La veille informationnelle en éducation pour répondre au défi de la société de la connaissance au XXI ème siècle : Application à la conception d’une plateforme de veille et de partage de connaissances en éducation : Commun@utice »

Cette thèse sera soutenue par Jean-Paul Pinte le lundi 18 décembre 2006 à 10 h.

COMPOSITION DU JURY
Mr Clément Paoli, Professeur des Universités, Université Marne La Vallée, directeur de thèse
Mr Henri Dou, Professeur des Universités, Université Aix-Marseille 3, directeur associé de thèse
Mr Yann Bertacchini, Maître de Conférences, HDR, Université Toulon Var, rapporteur
Mr Thierry Karsenty, Ph.D., Université de Montréal, titulaire de la chaire de recherche du Canada sur les technologies de l’information et de la communication (TIC) en éducation, rapporteur

Lieu : Université de Marne La vallée
IUT de Champs Sur Marne, 2, Rue Albert Einstein
77440 – Champs Sur Marne (voir plan d’accès ci-dessous)
Amphi Blaise Pascal
http://iut.univ-mlv.fr/index.php?mod=plan_acces
EN QUELQUES MOTS

Cette thèse traite de la problématique de l’accès de masse à l’information et au savoir en éducation au XXI° siècle. L’analphabète d’hier était celui qui ne savait ni lire ni écrire.

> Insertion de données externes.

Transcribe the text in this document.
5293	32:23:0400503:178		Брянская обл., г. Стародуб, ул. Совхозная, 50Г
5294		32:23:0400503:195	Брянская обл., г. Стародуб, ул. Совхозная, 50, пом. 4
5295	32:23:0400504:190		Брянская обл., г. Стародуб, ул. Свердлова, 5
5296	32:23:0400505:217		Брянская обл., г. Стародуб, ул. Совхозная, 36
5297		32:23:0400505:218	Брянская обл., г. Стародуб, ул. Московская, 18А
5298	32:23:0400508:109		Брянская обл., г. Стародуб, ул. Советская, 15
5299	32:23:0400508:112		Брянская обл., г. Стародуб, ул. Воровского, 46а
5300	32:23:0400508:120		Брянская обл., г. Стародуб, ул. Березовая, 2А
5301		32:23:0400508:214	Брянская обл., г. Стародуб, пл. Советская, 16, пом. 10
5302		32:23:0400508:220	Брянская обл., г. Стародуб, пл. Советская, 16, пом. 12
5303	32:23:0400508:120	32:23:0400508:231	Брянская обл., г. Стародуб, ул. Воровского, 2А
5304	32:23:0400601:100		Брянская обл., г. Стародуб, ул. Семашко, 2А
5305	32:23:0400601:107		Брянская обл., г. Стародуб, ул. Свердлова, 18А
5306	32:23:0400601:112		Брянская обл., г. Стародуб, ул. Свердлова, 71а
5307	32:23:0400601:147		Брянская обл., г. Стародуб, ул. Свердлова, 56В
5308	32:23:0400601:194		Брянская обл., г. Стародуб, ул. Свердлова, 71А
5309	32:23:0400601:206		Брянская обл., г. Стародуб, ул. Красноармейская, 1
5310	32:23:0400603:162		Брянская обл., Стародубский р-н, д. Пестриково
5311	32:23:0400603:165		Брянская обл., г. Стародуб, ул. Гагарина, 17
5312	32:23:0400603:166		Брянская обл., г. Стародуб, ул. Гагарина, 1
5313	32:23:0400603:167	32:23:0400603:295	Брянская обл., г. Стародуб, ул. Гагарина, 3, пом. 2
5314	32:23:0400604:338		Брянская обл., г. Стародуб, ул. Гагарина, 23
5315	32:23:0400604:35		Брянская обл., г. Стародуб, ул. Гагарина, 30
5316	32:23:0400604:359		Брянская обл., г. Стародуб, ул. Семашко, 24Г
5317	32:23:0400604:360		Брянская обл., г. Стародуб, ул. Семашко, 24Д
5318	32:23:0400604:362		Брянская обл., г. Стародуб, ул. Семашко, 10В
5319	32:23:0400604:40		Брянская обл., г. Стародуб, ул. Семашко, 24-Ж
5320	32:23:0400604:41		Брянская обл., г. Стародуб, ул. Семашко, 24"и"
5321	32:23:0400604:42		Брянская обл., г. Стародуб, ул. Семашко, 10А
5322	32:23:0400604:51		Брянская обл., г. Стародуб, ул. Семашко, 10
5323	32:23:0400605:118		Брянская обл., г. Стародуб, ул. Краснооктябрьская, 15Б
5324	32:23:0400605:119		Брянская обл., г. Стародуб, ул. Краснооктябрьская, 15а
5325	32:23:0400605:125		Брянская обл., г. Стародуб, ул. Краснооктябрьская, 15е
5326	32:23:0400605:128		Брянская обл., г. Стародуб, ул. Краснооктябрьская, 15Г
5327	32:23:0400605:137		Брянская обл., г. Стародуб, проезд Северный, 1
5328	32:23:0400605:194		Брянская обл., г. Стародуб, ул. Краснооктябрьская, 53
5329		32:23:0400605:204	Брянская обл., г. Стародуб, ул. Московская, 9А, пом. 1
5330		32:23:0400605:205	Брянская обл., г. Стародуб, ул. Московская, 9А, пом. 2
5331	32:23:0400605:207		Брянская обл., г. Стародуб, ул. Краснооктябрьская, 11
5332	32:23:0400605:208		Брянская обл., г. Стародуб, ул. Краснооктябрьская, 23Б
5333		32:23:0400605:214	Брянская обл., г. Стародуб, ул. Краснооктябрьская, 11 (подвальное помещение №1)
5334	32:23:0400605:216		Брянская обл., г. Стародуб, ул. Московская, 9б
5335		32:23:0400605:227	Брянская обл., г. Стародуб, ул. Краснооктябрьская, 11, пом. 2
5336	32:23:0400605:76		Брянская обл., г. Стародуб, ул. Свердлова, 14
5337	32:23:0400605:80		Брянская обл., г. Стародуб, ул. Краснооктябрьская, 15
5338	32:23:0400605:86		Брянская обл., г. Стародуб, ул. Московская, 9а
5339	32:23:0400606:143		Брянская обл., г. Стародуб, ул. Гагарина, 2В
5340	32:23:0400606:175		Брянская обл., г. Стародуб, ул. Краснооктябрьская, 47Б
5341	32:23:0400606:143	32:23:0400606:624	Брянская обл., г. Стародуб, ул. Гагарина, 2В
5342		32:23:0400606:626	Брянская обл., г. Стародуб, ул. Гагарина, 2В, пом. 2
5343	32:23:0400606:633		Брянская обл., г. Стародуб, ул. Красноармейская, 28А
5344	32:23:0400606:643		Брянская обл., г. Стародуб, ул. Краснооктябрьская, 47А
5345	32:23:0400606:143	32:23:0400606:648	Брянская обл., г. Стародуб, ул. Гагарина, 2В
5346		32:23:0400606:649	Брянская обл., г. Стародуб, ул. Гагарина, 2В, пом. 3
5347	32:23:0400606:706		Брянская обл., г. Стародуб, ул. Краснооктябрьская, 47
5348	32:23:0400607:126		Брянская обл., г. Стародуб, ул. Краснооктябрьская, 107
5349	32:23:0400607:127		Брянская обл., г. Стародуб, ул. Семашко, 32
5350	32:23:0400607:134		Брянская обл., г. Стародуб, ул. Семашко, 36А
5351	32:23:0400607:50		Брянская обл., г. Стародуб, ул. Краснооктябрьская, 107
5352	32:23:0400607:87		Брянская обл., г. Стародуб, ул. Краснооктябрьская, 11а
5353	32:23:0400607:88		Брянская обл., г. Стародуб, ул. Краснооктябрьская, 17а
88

Aujourd’hui, on parle d’ « infopauvre » pour celle ou celui qui ne saura apprendre, désapprendre et réapprendre dans le décor de surinformation, d’infobésité, de sérendipité que nous impose Internet.
La première partie de la recherche présente l’évolution des savoirs au travers du temps et dresse une distinction entre les concepts d’information, de savoir et de connaissance pour nous amener progressivement vers une société des savoirs partagés.

Une seconde partie positionne l’université comme catalyseur et partenaire de cette société du savoir dans laquelle la gestion des connaissances impose un nouveau rapport au savoir et au pouvoir.
La troisième partie définit la veille informationnelle en éducation comme le centre du processus de recherche informationnelle pour une meilleure utilisation de la connaissance et pour une application plus conceptuelle du savoir.
A l’heure du Web sémantique, des environnements numériques de travail et du e-learning, la dernière partie propose COMMUN@UTICE, comme une solution de veille et de partage de connaissances autant que d’acquisition de nouvelles compétences informationnelles pour les enseignants, les apprenants et les bibliothèques.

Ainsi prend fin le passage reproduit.